Dans cet établissement de la région du Yunnan, Wang Bing a filmé pendant trois mois au deuxième étage, celui qu’occupe une cinquantaine d’hommes, le premier étant dévolu aux femmes. Tournant autour d’une grande cour carrée située en contrebas, chaque étage est constitué de quatre couloirs grillagés sur l’extérieur, au long desquels se distribuent les chambres collectives. Par son architecture, le lieu concilie la dimension carcérale et le caractère absurde de tout déplacement, puisque parcourir l’étage signifie en réalité revenir exactement à l’endroit où l’on était initialement. Ici, on marche beaucoup pour rien, ou pour marcher. Cinématographiquement, cette disposition des lieux offre une succession de cadres et de perspectives singuliers. L’une des séquences les plus fortes est celle, nocturne, où un patient décide de faire un jogging, torse nu, en accomplissant cinq ou six tours de couloirs, Wang Bing s’engageant à sa suite avec sa caméra. « J’ai l’impression de voler », dit le jeune homme, au terme de sa course. « Voler » n’est pas une impression fréquente ici, où l’on plane davantage en étant groggy par les nombreux médicaments administrés. On tue le temps à ne rien faire. On passe sa vie au lit plus que de raison… « Pour les gens comme nous, le sommeil, c’est tout ce qu’on peut se permettre », dit l’un des patients. Autant dire qu’on n’assiste à aucune scène d’hystérie ni de crise de violence. Les coups viennent plutôt des « docteurs », comme ceux pris par un jeune, « arrivé il y a un mois », qui n’a pas encore intégré toutes les règles. On lui laisse ensuite les menottes jusqu’à ce qu’il n’en puisse plus. L’absurde kafkaïen est aussi au rendez-vous, comme dans cet échange entre médecins : « – Il est mort ? – Il fait semblant. – Pas nécessairement. »
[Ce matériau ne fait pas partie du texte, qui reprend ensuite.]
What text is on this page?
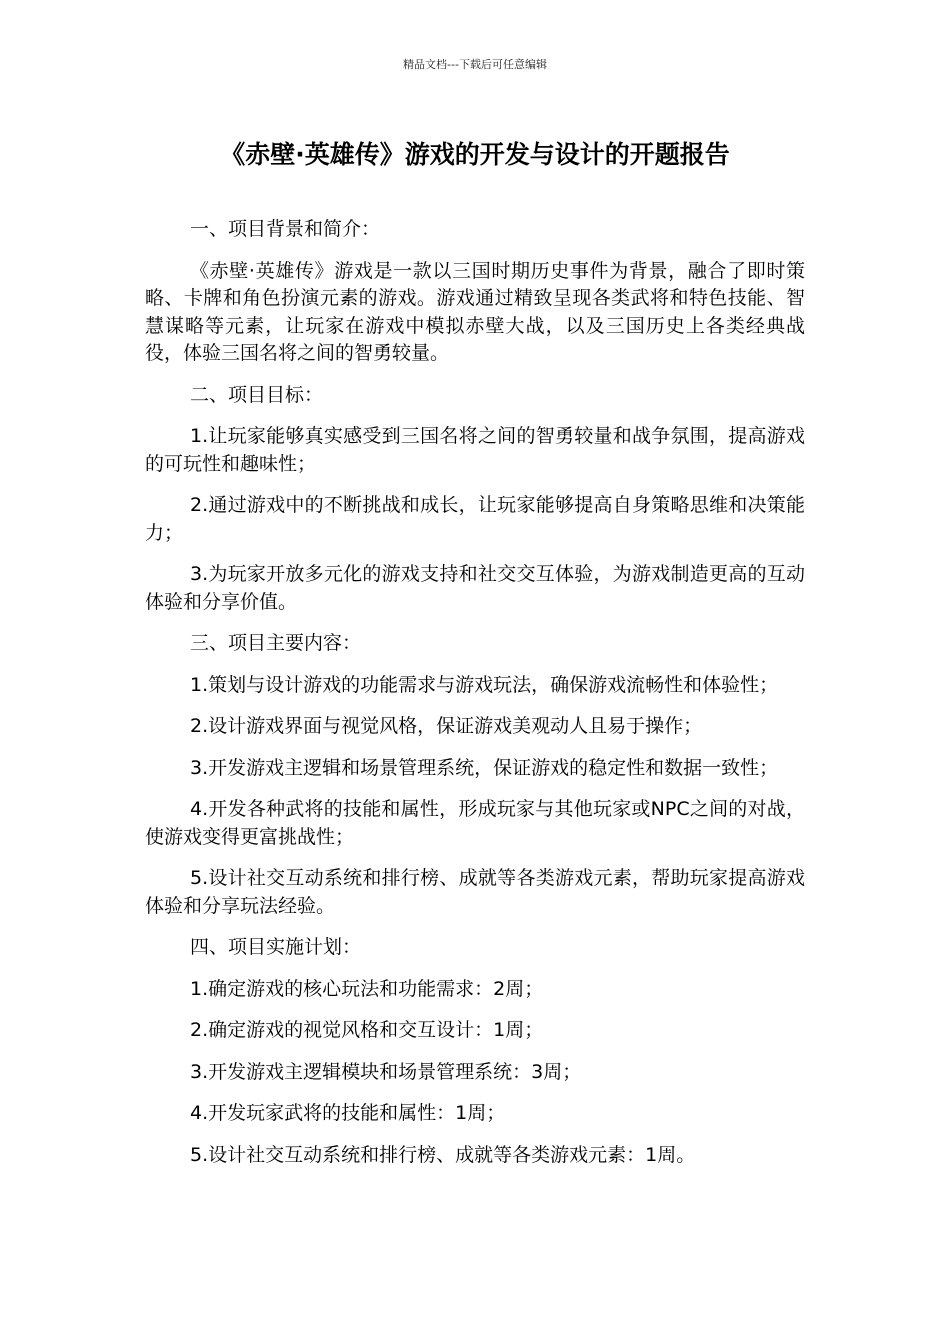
精品文档---下载后可任意编辑
《赤壁·英雄传》游戏的开发与设计的开题报告

一、项目背景和简介：

《赤壁·英雄传》游戏是一款以三国时期历史事件为背景，融合了即时策略、卡牌和角色扮演元素的游戏。游戏通过精致呈现各类武将和特色技能、智慧谋略等元素，让玩家在游戏中模拟赤壁大战，以及三国历史上各类经典战役，体验三国名将之间的智勇较量。

二、项目目标：

1.让玩家能够真实感受到三国名将之间的智勇较量和战争氛围，提高游戏的可玩性和趣味性；

2.通过游戏中的不断挑战和成长，让玩家能够提高自身策略思维和决策能力；

3.为玩家开放多元化的游戏支持和社交交互体验，为游戏制造更高的互动体验和分享价值。

三、项目主要内容：

1.策划与设计游戏的功能需求与游戏玩法，确保游戏流畅性和体验性；

2.设计游戏界面与视觉风格，保证游戏美观动人且易于操作；

3.开发游戏主逻辑和场景管理系统，保证游戏的稳定性和数据一致性；

4.开发各种武将的技能和属性，形成玩家与其他玩家或NPC之间的对战，使游戏变得更富挑战性；

5.设计社交互动系统和排行榜、成就等各类游戏元素，帮助玩家提高游戏体验和分享玩法经验。

四、项目实施计划：

1.确定游戏的核心玩法和功能需求：2周；

2.确定游戏的视觉风格和交互设计：1周；

3.开发游戏主逻辑模块和场景管理系统：3周；

4.开发玩家武将的技能和属性：1周；

5.设计社交互动系统和排行榜、成就等各类游戏元素：1周。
Mais telle n’est pas la tonalité générale. Ici, la violence s’exprime de façon plus insidieuse. Celle qui les atteint tous, la plus cruelle, et qui transparaît chez chacun des patients filmés par Wang Bing : la misère affective. La plupart n’ont plus de visite de leur famille depuis longtemps, d’autant que, pour beaucoup, c’est elle qui les a placés là. Un patient qui vient juste d’être admis, bouleversé, parle derrière une grille avec sa fille. Il cherche à lui cacher son émotion, alors que c’est sa femme qui a demandé son internement. On entend chez lui ce déchirement intime, qui se mue chez ceux qui sont là depuis 5, 10 ou 15 ans en blessure affective irrémédiable et inconsolée. Un autre reçoit régulièrement la visite de sa femme, qui lui apporte un peu de nourriture et du linge propre. Mais leur dialogue tient de l’affrontement : il est hostile, elle fait comme si elle n’entendait pas les demandes de son mari de rentrer avec elle. Alors, dans les chambres, on recherche un peu de tendresse et de chaleur humaine. On voit ainsi les hommes allant par deux, s’enlaçant ou dormant dans le même lit, sans homosexualité évidente. D’où l’ouverture du film sur les deux dormeurs blottis sous la couverture, qui montre bien la douceur régnant entre les patients, qui n’est pas incompatible avec des moments d’égoïsme – le partage de la nourriture venue de l’extérieur n’est pas toujours facile tant ils semblent sous-alimentés – ou des trouées d’indifférence.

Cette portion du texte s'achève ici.